Eastbrooke’s submissions

  1. In relation to holding and collecting, the Tribunal simply made a finding that s 25 of the HRA was not triggered because of how the information was collected.  The Senior Member was trying to work out the relevant circumstances.[84]

    [84]Transcript 47–8.

Analysis

  1. The Tribunal findings did not disturb the common understanding between the parties that the information was held and collected by Eastbrooke.  Mr Michos’ submission that it was not open to the Tribunal to so find is without basis.

  1. There was no requirement for the Tribunal to make specific reference to Eastbrooke’s defence.  Mr Michos was the complainant and it was for him to prove his case.

  1. As to Mr Michos’ submission that there was no finding as to a disputed fact (the internal message sent by the doctor), that is correct.  However, the Tribunal was ‘not required to mention every fact or argument relied on by [a party] as relevant to an issue.’[85]  The internal message was immaterial to the questions before the Tribunal, and so there is no real or significant argument there is an error of law.

    [85]Whisprun Pty Ltd v Dixon (2003) 200 ALR 447, 463–4 [62] (Gleeson CJ, McHugh and Gummow JJ); see also Maddax v Danner [2016] FamCAFC 176, [37]: ‘a failure to make findings concerning disputed but immaterial facts could not, of itself, establish error.’

  1. Section 78(1) of the VCAT Act provides:

Conduct of proceeding causing disadvantage

(1)This section applies if the Tribunal believes that a party to a proceeding is conducting the proceeding in a way that unnecessarily disadvantages another party to the proceeding by conduct such as…[86]

[86](emphasis added).

  1. This section does not concern disadvantage generally.
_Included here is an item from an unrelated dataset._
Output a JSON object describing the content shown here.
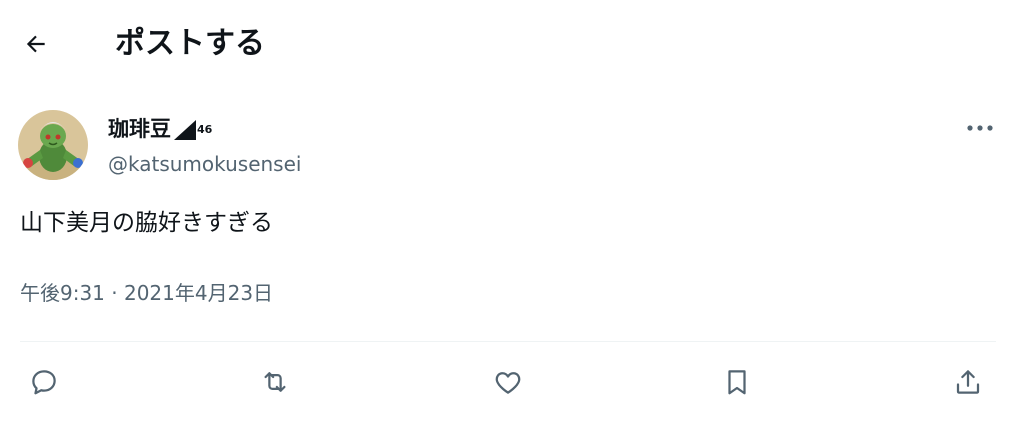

Rather, it relates to one party’s conduct putting another at a disadvantage. Both parties were self-represented. The reading of the transcript does not evidence that Eastbrooke conducted the proceeding in a manner unnecessarily disadvantageous to Mr Michos. There is no real or significant argument that s 78 applies.

  1. Further, Mr Michos’ Charter complaint has no bearing on relief.  Whether he was afforded a fair hearing has been dealt with previously.

  1. Leave to appeal will not be given on this ground. 

Relevant and Irrelevant Considerations

Mr Michos’ submissions

  1. Mr Michos reiterates his submissions in respect of the previous ground. In addition he says that given the Tribunal accepted the Commissioner’s view[87] that a medical appointment was not required to access health information, the whole proceeding was ‘a nullity’. 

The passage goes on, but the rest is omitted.